The team from the International Monetary Fund (IMF) visited Gaborone during May 22-June 6, 2018 to hold discussions for the 2018 Article IV Consultation with Botswana.
- Economic growth is expected to rebound in 2018 supported by higher diamond sales, a stable macroeconomic environment, and higher government spending.
- IMF staff welcomes the authorities’ recent announcements of their intention to liberalize visa and work permits’ policies, reduce bureaucratic requirements, and privatize inefficient enterprises.
- In this regard, medium-term prospects are favorable assuming a decisive and prompt implementation of key fiscal policy measures and market-friendly reforms that enable private sector development, lowers unemployment, reduces income inequality, and diversifies exports into selected sectors.
The mission team, led by Mr. Gelbard, noted that Botswana’s Real GDP growth decelerated to 2.4 percent in 2017 owing to declines in copper and nickel production and lower activity in construction and trade, while the fiscal and external accounts were nearly balanced, inflation was about 3 percent, the exchange rate was stable, the financial sector remained sound and well capitalized, and public debt continued to be low at about 19 percent of GDP.
“In 2018, economic growth is expected to rebound supported by higher diamond sales, a stable macroeconomic environment, and higher government spending. While the government balance is expected to deteriorate owing to lower revenues from the Southern Africa Customs Union and higher fiscal outlays, the deficit should be manageable given high levels of savings and foreign exchange reserves.
“In the medium-term, and in line with their track record of prudent policies, the authorities aim at achieving a fiscal surplus. To this end, it will be necessary to undertake revenue and expenditure reforms alongside policies to reduce income inequality. On the revenue side, it would be important to remove many tax exemptions, increase property taxation, and consider making the personal income tax more progressive. On the expenditure side, it will be important to contain the growth of recurrent spending, improve the efficiency of social programs, and protect public investment while prioritizing projects with the highest payoffs. In addition, the financial sector can be further developed to intermediate additional savings and lend to productive sectors by strengthening creditors’ rights, improving information on borrowers’ creditworthiness, increasing the issuance of government bonds to develop a reliable yield curve, and promoting mobile payments.

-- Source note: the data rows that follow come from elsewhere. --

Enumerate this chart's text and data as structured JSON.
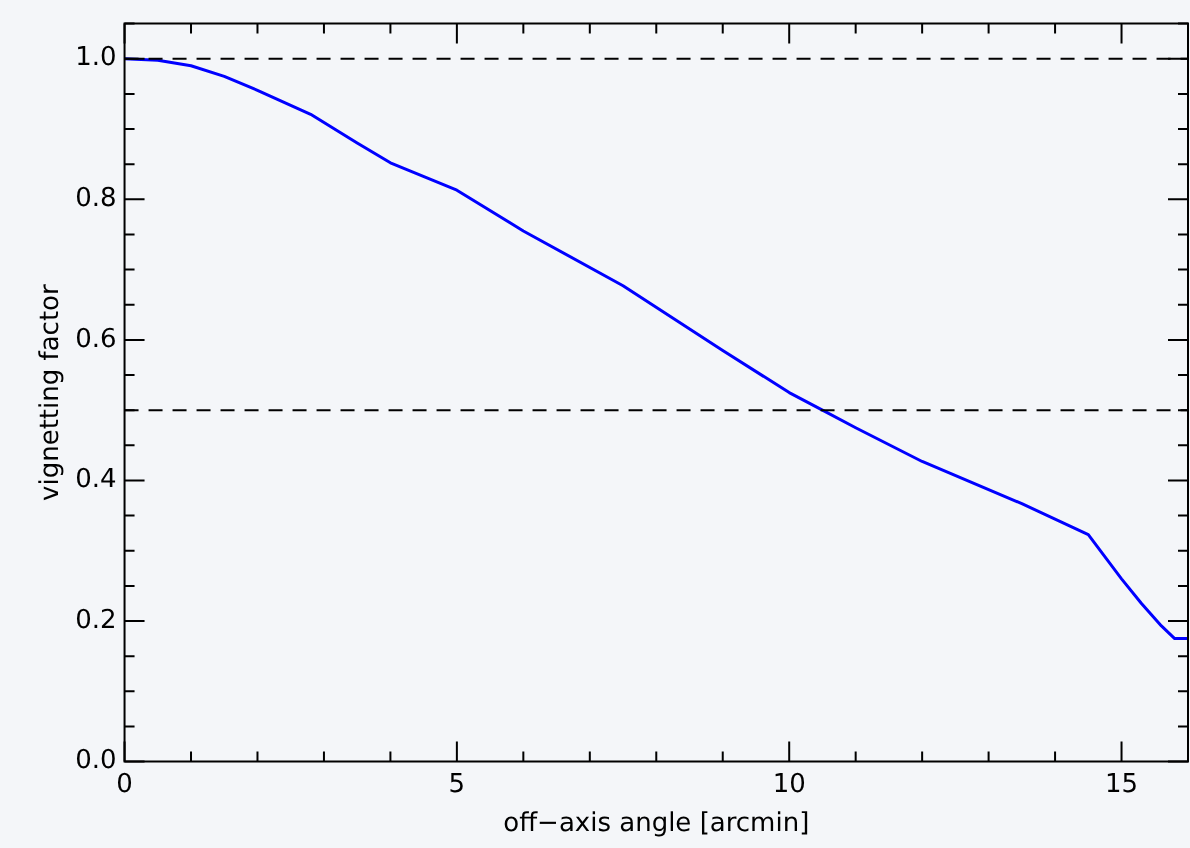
{
  "chart_data": {
    "type": "line",
    "xlabel": "off−axis angle [arcmin]",
    "ylabel": "vignetting factor",
    "x": [
      0,
      0.5,
      1,
      1.5,
      2,
      2.8,
      3.5,
      4,
      5,
      6,
      7.5,
      9,
      10,
      10.5,
      11,
      12,
      13.5,
      14.5,
      15,
      15.3,
      15.6,
      15.8,
      16
    ],
    "series": [
      {
        "color": "#0000ff",
        "values": [
          1.0,
          0.998,
          0.99,
          0.975,
          0.955,
          0.921,
          0.88,
          0.852,
          0.813,
          0.755,
          0.677,
          0.585,
          0.525,
          0.5,
          0.475,
          0.427,
          0.367,
          0.323,
          0.26,
          0.225,
          0.193,
          0.175,
          0.175
        ]
      }
    ],
    "xlim": [
      0,
      16
    ],
    "ylim": [
      0,
      1.05
    ],
    "xticks": [
      0,
      {
        "value": 1,
        "label": null
      },
      {
        "value": 2,
        "label": null
      },
      {
        "value": 3,
        "label": null
      },
      {
        "value": 4,
        "label": null
      },
      5,
      {
        "value": 6,
        "label": null
      },
      {
        "value": 7,
        "label": null
      },
      {
        "value": 8,
        "label": null
      },
      {
        "value": 9,
        "label": null
      },
      10,
      {
        "value": 11,
        "label": null
      },
      {
        "value": 12,
        "label": null
      },
      {
        "value": 13,
        "label": null
      },
      {
        "value": 14,
        "label": null
      },
      15,
      {
        "value": 16,
        "label": null
      }
    ],
    "yticks": [
      {
        "value": 0,
        "label": "0.0"
      },
      {
        "value": 0.05,
        "label": null
      },
      {
        "value": 0.1,
        "label": null
      },
      {
        "value": 0.15,
        "label": null
      },
      0.2,
      {
        "value": 0.25,
        "label": null
      },
      {
        "value": 0.3,
        "label": null
      },
      {
        "value": 0.35,
        "label": null
      },
      0.4,
      {
        "value": 0.45,
        "label": null
      },
      {
        "value": 0.5,
        "label": null
      },
      {
        "value": 0.55,
        "label": null
      },
      0.6,
      {
        "value": 0.65,
        "label": null
      },
      {
        "value": 0.7,
        "label": null
      },
      {
        "value": 0.75,
        "label": null
      },
      0.8,
      {
        "value": 0.85,
        "label": null
      },
      {
        "value": 0.9,
        "label": null
      },
      {
        "value": 0.95,
        "label": null
      },
      {
        "value": 1,
        "label": "1.0"
      },
      {
        "value": 1.05,
        "label": null
      }
    ],
    "ref_lines": [
      {
        "axis": "y",
        "value": 1.0,
        "color": "#000000",
        "line_style": "dashed"
      },
      {
        "axis": "y",
        "value": 0.5,
        "color": "#000000",
        "line_style": "dashed"
      }
    ],
    "grid": false,
    "legend": false,
    "marker": "none",
    "line_style": "solid"
  }
}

“Notwithstanding the envisaged short-term economic recovery, the diamond and government-led development model has been showing limitations with lower average GDP growth and slow job creation in recent years. The authorities recognize this and, as noted in the 11th National Development Plan, an approach focused on private sector development and enabling growth in selected sectors is needed to lower unemployment and diversify exports.

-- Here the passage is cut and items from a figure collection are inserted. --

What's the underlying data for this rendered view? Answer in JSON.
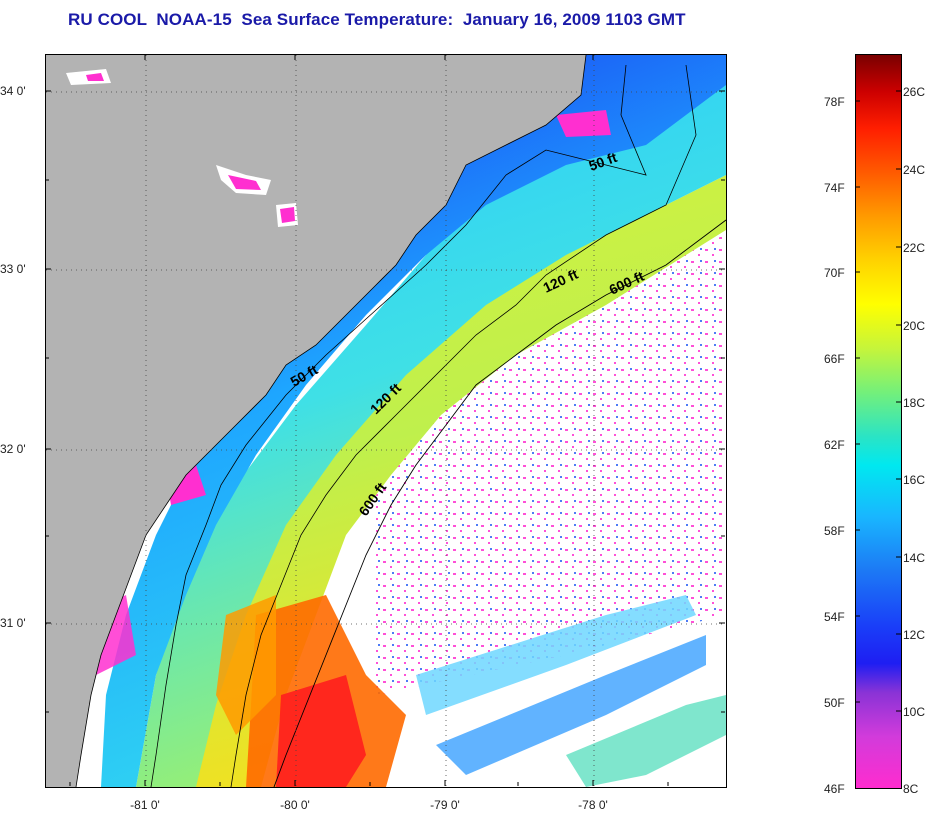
{
  "title": "RU COOL  NOAA-15  Sea Surface Temperature:  January 16, 2009 1103 GMT",
  "map": {
    "latitude_labels": [
      "34 0'",
      "33 0'",
      "32 0'",
      "31 0'"
    ],
    "longitude_labels": [
      "-81 0'",
      "-80 0'",
      "-79 0'",
      "-78 0'"
    ],
    "isobath_labels": [
      "50 ft",
      "120 ft",
      "600 ft",
      "50 ft",
      "120 ft",
      "600 ft"
    ],
    "colors": {
      "land": "#b3b3b3",
      "cloud": "#ffffff",
      "isobath": "#000000",
      "grid": "#555555"
    }
  },
  "colorbar": {
    "fahrenheit_labels": [
      "78F",
      "74F",
      "70F",
      "66F",
      "62F",
      "58F",
      "54F",
      "50F",
      "46F"
    ],
    "celsius_labels": [
      "26C",
      "24C",
      "22C",
      "20C",
      "18C",
      "16C",
      "14C",
      "12C",
      "10C",
      "8C"
    ],
    "range_celsius": [
      8,
      27
    ]
  }
}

“The diversification and job creation efforts requires focus on prompt and bold market friendly reforms that can reduce the costs of doing business, improve skills in the labor force, make the public sector more efficient, privatize key enterprises, and enable competition and entry of firms in sectors with latent comparative advantage. In this regard, the staff team welcomes the authorities’ recent announcements of their intention to liberalize visa and work permits’ policies, reduce bureaucratic requirements, and privatize inefficient enterprises. Ultimately, however, the success of these reforms will depend on the speed and determination with which they are implemented (including an accelerated passage of supporting legislation), together with accountability among government entities and enhanced monitoring and evaluation of results.
“Delivering on the above policies and reforms will be essential to enable private sector-led growth and employment creation in Botswana.”
“The staff team met with the Minister of Finance and Economic Development, Honorable Ontefetse Kenneth Matambo, Governor of the Bank of Botswana, Mr Moses D Pelaelo, the Permanent Secretary of the Ministry of Finance and Economic Development, Mr Solomon Sekwakwa, other senior government officials, and representatives of the private sector, academia, and development partners. The team would like to thank the authorities and representatives of the private sector and civil society for their cooperation and productive discussions.”